Dia menghela nafas lega, dan Dhefin berbalik dan kembali lagi kedepan rak. di kolom sofy dia mengambil sebungkus pembalut wanita yang berbeda.
Petugas kasir di pintu memperhatikannya ketika Dhefin memasuki pintu supermarket.
Pria yang seperti itu yang mengenakan gaya sederhana tetapi masih tampan, ingin untuk tidak di perhatikan, sepertinya itu benar benar sulit.
Namun, pada saat ini, dia mengeluarkan dua bungkus pembalut wanita dan mau membayar, membuat gadis itu tertegun. Hatinya langsung hancur berkeping keping. Awalnya dia masih bisa memiliki untuk mennyambut cinta. Tapi sekarang lelaki tampan ini memegang dua bungkis pembalut wanita, itu kan jelas memberitahunya, dia sudah punya pacar!

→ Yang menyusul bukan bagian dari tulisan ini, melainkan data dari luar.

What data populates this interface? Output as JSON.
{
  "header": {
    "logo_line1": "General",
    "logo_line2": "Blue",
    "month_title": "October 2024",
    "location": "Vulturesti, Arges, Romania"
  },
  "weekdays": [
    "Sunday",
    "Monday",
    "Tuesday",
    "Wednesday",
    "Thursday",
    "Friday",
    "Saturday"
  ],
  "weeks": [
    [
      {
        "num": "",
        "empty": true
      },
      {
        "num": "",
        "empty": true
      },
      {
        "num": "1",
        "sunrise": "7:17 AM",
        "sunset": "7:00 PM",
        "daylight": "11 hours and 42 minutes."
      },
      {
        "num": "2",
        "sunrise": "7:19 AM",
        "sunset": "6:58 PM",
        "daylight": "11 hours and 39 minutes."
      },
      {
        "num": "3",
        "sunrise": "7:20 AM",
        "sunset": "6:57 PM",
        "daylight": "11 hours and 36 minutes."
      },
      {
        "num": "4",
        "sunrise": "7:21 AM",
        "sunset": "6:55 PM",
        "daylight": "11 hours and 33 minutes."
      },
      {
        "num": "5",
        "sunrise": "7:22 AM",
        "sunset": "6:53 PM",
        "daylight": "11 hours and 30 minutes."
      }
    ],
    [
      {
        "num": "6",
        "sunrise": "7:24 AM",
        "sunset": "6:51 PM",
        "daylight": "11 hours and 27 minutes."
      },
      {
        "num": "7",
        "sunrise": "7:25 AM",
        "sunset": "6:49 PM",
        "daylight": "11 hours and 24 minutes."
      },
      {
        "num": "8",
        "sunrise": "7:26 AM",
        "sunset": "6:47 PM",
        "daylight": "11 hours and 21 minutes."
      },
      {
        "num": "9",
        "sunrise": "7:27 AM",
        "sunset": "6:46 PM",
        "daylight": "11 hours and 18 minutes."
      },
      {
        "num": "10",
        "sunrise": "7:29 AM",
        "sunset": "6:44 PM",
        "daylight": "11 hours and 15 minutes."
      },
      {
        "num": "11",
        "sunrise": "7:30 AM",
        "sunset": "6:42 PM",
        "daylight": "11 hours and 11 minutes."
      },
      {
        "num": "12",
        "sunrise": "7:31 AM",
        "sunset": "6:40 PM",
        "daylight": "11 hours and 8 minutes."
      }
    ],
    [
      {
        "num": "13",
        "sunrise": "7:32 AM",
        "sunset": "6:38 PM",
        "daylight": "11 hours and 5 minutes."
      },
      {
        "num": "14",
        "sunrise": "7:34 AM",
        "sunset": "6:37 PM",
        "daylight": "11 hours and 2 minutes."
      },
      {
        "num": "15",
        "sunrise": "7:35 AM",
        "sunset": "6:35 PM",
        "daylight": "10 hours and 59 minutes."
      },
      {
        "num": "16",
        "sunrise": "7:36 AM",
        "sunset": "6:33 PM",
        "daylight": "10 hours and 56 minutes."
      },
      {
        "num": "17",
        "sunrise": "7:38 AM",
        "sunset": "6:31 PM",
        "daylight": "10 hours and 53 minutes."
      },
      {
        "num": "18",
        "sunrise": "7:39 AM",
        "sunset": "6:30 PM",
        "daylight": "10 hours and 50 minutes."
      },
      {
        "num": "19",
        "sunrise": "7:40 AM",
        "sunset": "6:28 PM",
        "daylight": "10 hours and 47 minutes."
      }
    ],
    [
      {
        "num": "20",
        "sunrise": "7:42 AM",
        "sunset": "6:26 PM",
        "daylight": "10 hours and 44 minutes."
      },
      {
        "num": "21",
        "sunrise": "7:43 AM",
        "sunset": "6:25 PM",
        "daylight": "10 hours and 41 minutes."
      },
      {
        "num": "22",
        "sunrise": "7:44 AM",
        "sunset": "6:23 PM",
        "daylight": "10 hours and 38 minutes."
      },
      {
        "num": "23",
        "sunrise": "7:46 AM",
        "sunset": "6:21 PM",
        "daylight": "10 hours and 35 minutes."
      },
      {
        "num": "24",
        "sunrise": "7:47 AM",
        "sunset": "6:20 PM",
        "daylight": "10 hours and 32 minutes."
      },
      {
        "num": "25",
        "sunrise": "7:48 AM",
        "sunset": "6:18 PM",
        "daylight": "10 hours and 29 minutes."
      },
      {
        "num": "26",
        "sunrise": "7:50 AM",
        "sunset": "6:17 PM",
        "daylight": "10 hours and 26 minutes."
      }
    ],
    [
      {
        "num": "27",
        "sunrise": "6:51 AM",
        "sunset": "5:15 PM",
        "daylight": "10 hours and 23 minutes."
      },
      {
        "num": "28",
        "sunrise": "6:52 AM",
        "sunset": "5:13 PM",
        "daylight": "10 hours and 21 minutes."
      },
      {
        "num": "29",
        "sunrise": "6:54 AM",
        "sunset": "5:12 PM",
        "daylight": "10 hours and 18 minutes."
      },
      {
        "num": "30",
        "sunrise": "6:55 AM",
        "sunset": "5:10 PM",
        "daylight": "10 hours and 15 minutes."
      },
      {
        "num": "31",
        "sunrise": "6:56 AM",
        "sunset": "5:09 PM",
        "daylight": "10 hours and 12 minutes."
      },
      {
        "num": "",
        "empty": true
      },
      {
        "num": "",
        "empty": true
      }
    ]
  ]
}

Pembalut wanita sudah di bayar, dan biaya kantong plastik juga sudah di hitung, namun, karena masih sedih dan pikirannya kosong dia lupa memberinya kantok plastik untuk membungkus pembalut wanita.

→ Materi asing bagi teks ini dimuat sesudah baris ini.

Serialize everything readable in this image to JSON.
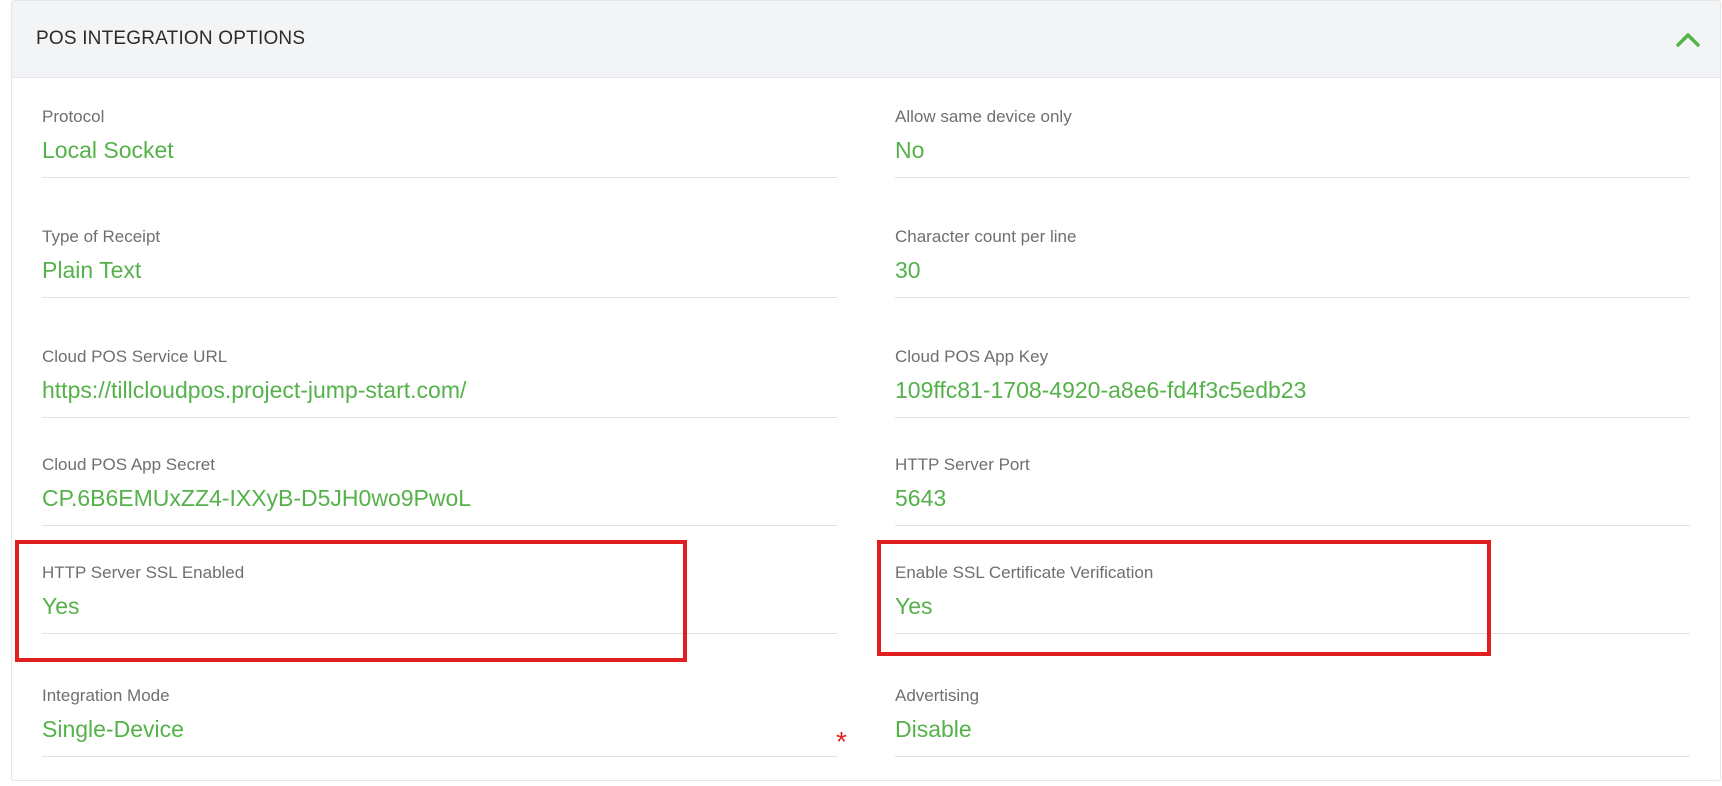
{
  "panel": {
    "title": "POS INTEGRATION OPTIONS",
    "collapse_icon": "chevron-up-icon",
    "accent_color": "#55b24a",
    "highlight_color": "#e02020"
  },
  "fields": {
    "protocol": {
      "label": "Protocol",
      "value": "Local Socket"
    },
    "allow_same_device": {
      "label": "Allow same device only",
      "value": "No"
    },
    "receipt_type": {
      "label": "Type of Receipt",
      "value": "Plain Text"
    },
    "char_count": {
      "label": "Character count per line",
      "value": "30"
    },
    "cloud_url": {
      "label": "Cloud POS Service URL",
      "value": "https://tillcloudpos.project-jump-start.com/"
    },
    "app_key": {
      "label": "Cloud POS App Key",
      "value": "109ffc81-1708-4920-a8e6-fd4f3c5edb23"
    },
    "app_secret": {
      "label": "Cloud POS App Secret",
      "value": "CP.6B6EMUxZZ4-IXXyB-D5JH0wo9PwoL"
    },
    "http_port": {
      "label": "HTTP Server Port",
      "value": "5643"
    },
    "ssl_enabled": {
      "label": "HTTP Server SSL Enabled",
      "value": "Yes"
    },
    "ssl_verify": {
      "label": "Enable SSL Certificate Verification",
      "value": "Yes"
    },
    "integration_mode": {
      "label": "Integration Mode",
      "value": "Single-Device"
    },
    "advertising": {
      "label": "Advertising",
      "value": "Disable"
    }
  },
  "required_marker": "*"
}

Awalnya membeli pembalut wanita Dhefin tidak merasa malu. Tetapi sekarang dia menunggu lama gadis kecil itu tidak membungkusnya dan pelanggan yang berbaris di belakangnya semua mengalihkan pandangan mereka ke pembalut wanita merek sofy itu yang sedang berbaring di meja kasir, berbisik di mulut mereka, ini membuat dia merasa tidak nyaman. Karena gadis itu tidak merespon, Dhefin terpaksa membuka mulut untuk bertanya padanya.

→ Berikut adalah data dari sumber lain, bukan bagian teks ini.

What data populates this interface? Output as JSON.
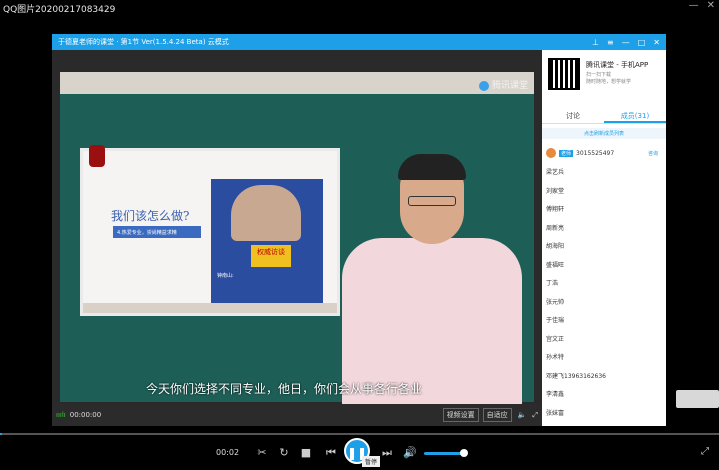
{
  "viewer": {
    "title": "QQ图片20200217083429",
    "minimize": "—",
    "close": "✕",
    "time": "00:02",
    "pause_tooltip": "暂停",
    "fullscreen_icon": "⤢"
  },
  "app": {
    "title": "于德夏老师的课堂 · 第1节 Ver(1.5.4.24 Beta)  云模式",
    "watermark": "腾讯课堂",
    "subtitle": "今天你们选择不同专业，他日，你们会从事各行各业",
    "slide_heading": "我们该怎么做?",
    "slide_sub": "4.热爱专业，崇尚精益求精",
    "poster_tag": "权威访谈",
    "poster_text": "钟南山:",
    "bottom": {
      "signal": "ııılı",
      "time": "00:00:00",
      "btn1": "视频设置",
      "btn2": "自适应"
    }
  },
  "side": {
    "app_name": "腾讯课堂 - 手机APP",
    "app_desc1": "扫一扫下载",
    "app_desc2": "随时随地，想学就学",
    "tab_discuss": "讨论",
    "tab_members": "成员(31)",
    "refresh": "点击刷新成员列表",
    "teacher_badge": "老师",
    "teacher_id": "3015525497",
    "teacher_link": "咨询",
    "members": [
      "梁艺兵",
      "刘家堂",
      "傅翔轩",
      "周新亮",
      "胡海阳",
      "盛福旺",
      "丁浩",
      "张元帅",
      "于佳瑞",
      "宫文正",
      "孙术特",
      "邓建飞13963162636",
      "李清鑫",
      "张妹富"
    ]
  }
}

"Kamu..... harusnya bantu aku untuk membungkusnya?"
"Ah" mendengar kata kata Dhefin, gadis itu mendongak dan wajahnya memerah lalu sibuk membungkus dan menyerahkannya.
Pas saat memgambil kantong plastik itu Dhefin bernafas lega di dalam hatinya. Berbalik, ia dengan cepat berjalan keluar dari supermarket dan menuju ke arah rumah.
Di kamar mandi, chessy sudah hampir akan tidur, dan akhirnya mendengar suara membuka pintu.
Membenarkan lilitan handuknya dan dia memegang handuknya dengan erat agar tidak mudah terlepas dari tubuhnya. Lalu ia berjalan ke pintu kamar mandi.
"Dhefin...."
Dhefin baru berdiri di luar pintu kamar mandi dan ingin mengangkat tangannya untuk mengetuk pintu. Dia mendengar chessy memanggil namanya.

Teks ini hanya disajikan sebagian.